Europe in Autumn
2014 • 317 pages

Ratings18

Average rating3.9

15

Europe In Autumn is set in a near future Europe, where in the aftermath of pandemic and economic collapse nations are splitting and fracturing into smaller states and entities. Devolution is the order of the day, from a bunch of organised football hooligans who have commandeered an ageing tower block estate, to an entire transcontinental railway line that runs from Portugal to Siberia. As countries spin off ever more republics, duchies and polities, like glaciers calving icebergs, border crossings and controls have become very tightly enforced, which in turn leads to a black market in couriers who can transport data, documents and even people across lines the local authorities would prefer them not to. The lead players in this market are Les Coureurs Du Bois, a cloak and dagger organisation dedicated to an idealistic vision of a world without borders and complete freedom to move - the Schengen dream revived.

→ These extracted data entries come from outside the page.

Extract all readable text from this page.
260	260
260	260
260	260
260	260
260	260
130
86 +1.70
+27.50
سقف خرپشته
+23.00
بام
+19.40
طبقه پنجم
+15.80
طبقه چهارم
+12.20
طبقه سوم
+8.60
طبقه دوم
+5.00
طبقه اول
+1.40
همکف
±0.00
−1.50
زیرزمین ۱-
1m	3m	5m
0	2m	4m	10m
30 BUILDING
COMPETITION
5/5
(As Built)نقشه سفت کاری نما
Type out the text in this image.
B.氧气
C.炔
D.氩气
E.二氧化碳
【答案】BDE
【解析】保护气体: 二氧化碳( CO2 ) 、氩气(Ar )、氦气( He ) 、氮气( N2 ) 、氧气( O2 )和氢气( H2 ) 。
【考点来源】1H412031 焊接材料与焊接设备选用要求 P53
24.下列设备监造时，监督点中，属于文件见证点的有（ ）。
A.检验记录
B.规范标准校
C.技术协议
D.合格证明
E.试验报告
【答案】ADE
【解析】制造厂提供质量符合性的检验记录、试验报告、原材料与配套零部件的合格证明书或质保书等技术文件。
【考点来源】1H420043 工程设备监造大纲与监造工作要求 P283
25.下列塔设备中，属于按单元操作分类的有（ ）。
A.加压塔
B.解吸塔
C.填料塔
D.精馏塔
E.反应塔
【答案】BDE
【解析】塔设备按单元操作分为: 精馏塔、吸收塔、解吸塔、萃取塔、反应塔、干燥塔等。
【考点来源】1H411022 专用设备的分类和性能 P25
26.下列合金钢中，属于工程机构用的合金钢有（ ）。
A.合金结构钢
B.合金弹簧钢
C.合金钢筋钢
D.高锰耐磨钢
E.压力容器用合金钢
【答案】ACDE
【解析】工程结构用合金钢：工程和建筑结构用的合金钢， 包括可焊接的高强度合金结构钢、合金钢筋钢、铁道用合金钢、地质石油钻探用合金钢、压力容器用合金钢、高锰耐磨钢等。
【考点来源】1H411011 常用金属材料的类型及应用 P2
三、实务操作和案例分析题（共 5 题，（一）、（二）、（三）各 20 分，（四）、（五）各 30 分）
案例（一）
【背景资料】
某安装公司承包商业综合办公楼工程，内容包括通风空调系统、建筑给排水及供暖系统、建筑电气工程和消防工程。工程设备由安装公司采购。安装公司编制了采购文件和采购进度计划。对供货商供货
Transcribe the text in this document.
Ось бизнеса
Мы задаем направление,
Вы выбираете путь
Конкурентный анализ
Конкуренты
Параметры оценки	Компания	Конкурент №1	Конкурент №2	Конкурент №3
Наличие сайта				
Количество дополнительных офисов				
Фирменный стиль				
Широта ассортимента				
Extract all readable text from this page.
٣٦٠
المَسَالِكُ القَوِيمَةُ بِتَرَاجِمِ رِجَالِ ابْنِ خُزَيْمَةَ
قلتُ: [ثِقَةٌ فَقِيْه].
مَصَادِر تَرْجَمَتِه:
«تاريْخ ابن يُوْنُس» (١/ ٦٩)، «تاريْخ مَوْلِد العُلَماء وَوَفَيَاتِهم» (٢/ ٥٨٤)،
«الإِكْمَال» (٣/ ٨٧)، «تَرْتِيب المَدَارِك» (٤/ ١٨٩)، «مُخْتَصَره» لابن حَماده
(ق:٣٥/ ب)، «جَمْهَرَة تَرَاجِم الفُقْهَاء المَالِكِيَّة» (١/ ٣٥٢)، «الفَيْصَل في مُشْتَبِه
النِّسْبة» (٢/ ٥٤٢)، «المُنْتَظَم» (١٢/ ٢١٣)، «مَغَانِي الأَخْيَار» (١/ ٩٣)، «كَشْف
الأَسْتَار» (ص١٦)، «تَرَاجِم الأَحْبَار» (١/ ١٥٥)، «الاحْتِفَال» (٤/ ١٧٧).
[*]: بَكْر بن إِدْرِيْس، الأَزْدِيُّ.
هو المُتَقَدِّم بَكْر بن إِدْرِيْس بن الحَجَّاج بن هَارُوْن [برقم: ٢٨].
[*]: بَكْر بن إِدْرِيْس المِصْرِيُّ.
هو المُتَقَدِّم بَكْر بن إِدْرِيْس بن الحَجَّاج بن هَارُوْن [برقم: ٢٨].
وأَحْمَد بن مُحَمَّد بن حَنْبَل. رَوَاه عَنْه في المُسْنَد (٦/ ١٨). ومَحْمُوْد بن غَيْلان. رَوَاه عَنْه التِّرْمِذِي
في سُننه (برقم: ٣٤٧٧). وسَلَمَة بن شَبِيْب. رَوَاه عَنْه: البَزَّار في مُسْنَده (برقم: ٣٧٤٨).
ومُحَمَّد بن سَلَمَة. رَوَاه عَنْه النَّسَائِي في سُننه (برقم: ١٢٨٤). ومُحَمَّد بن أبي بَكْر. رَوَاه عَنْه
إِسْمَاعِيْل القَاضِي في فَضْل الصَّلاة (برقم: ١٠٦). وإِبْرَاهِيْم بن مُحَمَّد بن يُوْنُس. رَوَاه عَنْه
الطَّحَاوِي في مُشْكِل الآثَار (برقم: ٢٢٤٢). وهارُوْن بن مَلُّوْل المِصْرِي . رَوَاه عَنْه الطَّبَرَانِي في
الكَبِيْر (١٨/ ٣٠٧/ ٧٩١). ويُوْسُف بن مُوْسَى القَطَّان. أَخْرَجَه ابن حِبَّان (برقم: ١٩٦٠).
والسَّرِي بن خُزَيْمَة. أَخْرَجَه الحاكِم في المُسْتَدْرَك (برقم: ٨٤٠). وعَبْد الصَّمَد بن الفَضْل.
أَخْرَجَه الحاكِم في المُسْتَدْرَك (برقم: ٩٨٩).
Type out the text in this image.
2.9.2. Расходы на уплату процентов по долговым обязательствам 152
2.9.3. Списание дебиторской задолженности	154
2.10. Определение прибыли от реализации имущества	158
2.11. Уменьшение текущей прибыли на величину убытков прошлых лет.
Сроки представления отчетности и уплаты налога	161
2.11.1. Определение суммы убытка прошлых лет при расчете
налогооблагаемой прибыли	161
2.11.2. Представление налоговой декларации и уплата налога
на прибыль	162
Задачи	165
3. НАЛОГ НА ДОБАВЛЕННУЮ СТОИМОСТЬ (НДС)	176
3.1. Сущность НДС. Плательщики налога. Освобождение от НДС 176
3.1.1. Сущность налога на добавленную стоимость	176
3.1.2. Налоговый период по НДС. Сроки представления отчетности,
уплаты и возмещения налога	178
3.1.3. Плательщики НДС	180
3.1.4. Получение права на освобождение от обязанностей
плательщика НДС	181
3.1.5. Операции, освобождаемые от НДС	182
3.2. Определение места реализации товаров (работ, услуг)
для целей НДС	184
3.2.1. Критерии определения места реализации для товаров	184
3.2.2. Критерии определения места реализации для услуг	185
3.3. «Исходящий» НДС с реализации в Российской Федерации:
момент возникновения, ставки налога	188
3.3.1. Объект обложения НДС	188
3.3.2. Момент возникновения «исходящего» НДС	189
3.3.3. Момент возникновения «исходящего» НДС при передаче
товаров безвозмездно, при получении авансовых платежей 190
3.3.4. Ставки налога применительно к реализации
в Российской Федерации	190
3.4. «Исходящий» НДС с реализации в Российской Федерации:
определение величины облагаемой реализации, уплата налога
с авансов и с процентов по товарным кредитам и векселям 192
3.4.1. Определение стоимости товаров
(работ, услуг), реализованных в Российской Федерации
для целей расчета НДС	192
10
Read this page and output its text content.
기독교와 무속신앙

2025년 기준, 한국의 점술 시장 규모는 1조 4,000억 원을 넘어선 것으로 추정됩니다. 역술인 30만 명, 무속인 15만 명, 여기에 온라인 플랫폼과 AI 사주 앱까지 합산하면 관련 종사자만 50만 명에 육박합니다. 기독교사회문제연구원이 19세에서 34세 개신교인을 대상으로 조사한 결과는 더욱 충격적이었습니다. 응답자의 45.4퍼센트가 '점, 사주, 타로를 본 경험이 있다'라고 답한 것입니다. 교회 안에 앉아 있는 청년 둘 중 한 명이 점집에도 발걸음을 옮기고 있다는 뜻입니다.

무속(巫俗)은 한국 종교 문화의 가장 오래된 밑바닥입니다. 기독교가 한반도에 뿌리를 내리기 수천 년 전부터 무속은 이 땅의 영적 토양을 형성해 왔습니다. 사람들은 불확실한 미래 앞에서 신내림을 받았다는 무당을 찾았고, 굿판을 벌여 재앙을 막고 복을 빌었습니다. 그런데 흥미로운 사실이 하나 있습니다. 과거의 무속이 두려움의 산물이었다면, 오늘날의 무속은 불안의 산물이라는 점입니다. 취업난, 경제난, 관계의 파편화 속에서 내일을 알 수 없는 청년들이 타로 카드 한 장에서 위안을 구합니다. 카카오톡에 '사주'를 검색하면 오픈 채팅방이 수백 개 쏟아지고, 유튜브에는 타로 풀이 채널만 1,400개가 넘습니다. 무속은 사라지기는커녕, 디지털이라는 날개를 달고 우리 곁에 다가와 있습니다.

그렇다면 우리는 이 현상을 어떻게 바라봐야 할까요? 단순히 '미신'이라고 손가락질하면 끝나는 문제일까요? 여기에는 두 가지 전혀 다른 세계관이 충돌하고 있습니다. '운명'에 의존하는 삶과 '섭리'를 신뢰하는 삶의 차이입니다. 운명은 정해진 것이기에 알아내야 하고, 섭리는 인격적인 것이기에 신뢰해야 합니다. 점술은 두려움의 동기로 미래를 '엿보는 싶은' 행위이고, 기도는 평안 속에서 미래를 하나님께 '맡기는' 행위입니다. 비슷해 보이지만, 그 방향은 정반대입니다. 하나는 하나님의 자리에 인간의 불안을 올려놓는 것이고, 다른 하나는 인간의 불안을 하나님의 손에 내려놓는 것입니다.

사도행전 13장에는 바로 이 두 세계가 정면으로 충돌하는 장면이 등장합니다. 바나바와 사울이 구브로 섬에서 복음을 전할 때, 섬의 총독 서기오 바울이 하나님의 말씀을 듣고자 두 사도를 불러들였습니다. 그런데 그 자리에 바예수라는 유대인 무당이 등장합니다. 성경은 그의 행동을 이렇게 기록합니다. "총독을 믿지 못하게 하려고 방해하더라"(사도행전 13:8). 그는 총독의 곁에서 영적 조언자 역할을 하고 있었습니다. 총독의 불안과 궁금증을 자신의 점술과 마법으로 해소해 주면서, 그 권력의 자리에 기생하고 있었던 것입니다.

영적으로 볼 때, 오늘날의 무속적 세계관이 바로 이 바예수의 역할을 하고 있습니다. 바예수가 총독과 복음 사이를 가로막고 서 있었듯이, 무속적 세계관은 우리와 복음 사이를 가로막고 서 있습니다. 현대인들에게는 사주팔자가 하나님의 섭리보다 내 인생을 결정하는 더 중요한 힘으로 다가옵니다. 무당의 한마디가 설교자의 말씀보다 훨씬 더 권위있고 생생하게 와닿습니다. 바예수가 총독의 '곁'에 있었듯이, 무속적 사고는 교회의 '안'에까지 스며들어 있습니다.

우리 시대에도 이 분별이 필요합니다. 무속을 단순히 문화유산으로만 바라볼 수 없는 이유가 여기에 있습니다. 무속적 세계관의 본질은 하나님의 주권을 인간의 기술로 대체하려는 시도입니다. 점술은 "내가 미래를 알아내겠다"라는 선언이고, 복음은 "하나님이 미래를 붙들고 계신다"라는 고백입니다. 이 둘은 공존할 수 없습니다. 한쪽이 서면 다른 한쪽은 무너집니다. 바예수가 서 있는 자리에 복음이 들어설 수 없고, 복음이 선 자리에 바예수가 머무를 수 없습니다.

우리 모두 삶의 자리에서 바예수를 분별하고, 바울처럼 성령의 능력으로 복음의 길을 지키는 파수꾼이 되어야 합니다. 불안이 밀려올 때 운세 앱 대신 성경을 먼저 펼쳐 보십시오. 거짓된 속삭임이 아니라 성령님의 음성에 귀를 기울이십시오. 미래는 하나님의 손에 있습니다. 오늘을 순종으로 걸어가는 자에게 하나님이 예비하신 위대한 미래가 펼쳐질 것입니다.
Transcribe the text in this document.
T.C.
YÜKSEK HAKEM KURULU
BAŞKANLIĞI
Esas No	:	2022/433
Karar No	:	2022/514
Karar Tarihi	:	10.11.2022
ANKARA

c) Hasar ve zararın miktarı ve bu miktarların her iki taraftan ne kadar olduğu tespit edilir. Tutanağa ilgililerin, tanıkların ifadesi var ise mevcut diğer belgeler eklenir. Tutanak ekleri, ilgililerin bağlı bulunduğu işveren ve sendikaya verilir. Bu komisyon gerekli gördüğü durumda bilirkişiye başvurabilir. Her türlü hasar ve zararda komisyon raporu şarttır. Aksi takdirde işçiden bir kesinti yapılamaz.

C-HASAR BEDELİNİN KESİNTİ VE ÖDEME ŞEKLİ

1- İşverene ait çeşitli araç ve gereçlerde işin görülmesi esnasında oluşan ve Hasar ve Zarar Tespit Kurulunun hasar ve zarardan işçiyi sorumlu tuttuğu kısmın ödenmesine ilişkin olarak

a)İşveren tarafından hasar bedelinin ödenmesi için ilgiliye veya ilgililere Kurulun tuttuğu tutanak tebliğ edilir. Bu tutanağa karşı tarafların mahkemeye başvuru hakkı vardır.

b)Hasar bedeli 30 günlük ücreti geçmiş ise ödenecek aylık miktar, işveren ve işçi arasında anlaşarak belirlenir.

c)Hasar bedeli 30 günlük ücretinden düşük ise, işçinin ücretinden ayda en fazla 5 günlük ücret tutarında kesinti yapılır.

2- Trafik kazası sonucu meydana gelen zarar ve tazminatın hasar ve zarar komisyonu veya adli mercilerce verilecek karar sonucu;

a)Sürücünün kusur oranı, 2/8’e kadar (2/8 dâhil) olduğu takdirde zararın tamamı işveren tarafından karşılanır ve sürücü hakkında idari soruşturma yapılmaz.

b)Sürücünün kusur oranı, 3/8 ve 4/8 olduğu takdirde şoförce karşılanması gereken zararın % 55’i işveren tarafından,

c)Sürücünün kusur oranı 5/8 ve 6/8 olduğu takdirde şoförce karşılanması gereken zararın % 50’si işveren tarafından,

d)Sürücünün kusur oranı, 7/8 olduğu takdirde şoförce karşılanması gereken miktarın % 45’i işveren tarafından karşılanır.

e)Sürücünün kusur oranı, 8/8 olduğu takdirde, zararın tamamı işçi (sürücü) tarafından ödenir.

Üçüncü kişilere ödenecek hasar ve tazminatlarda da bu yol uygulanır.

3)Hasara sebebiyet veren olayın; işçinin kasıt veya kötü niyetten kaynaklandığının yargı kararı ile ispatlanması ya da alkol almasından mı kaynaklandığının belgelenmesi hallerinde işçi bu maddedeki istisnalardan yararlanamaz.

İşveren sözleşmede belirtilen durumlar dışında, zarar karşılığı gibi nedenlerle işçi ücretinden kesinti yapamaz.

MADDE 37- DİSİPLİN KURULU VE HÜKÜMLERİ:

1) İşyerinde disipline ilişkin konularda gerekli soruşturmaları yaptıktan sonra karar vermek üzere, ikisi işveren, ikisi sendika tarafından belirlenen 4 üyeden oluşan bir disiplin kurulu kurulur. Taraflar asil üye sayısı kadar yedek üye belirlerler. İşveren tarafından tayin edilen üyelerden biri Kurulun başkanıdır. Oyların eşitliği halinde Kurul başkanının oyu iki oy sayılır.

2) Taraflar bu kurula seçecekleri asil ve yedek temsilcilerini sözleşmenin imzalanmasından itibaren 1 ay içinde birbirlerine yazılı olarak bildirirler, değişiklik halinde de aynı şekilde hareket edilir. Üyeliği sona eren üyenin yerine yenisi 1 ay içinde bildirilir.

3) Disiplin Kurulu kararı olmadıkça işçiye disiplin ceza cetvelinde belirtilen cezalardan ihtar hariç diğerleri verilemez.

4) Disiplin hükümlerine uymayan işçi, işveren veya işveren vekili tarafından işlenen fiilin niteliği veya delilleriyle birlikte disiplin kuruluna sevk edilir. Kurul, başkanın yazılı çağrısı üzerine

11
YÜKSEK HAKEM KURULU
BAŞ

We are introduced to Les Coureurs through Rudi, an peripatetic Estonian chef working in a Krakow restaurant. An encounter with some drunken rowdy Hungarians ends with him being inducted into their ranks, and embarking on a series of training missions where we see him build his operational knowledge, from a bumbling beginner to someone who can assess a situation and work out all the angles in a matter of minutes. Ultimately things go catastrophically wrong, pitching him into an unknown world of shifting loyalties and double crosses straight out of the finest espionage fiction, as he travels across a fractured continent trying to discover exactly who wants him dead. The novel reads more like Le Carré than it does SF, along with a heavy dose of Kafka's Eastern European paranoia, before it opens out in the final few chapters.

This is a tremendous novel. Hutchison's writing is deft enough to keep the pages turning no matter how complex the plot gets (and boy, does it get complex), the espionage tradecraft is fascinating, and the evocation of a broken Europe seething with thousands of different cultural grudges is outstanding. I've just finished reading it for a second time, and it's still of the most invigorating, unputdownable books I've read in recent years.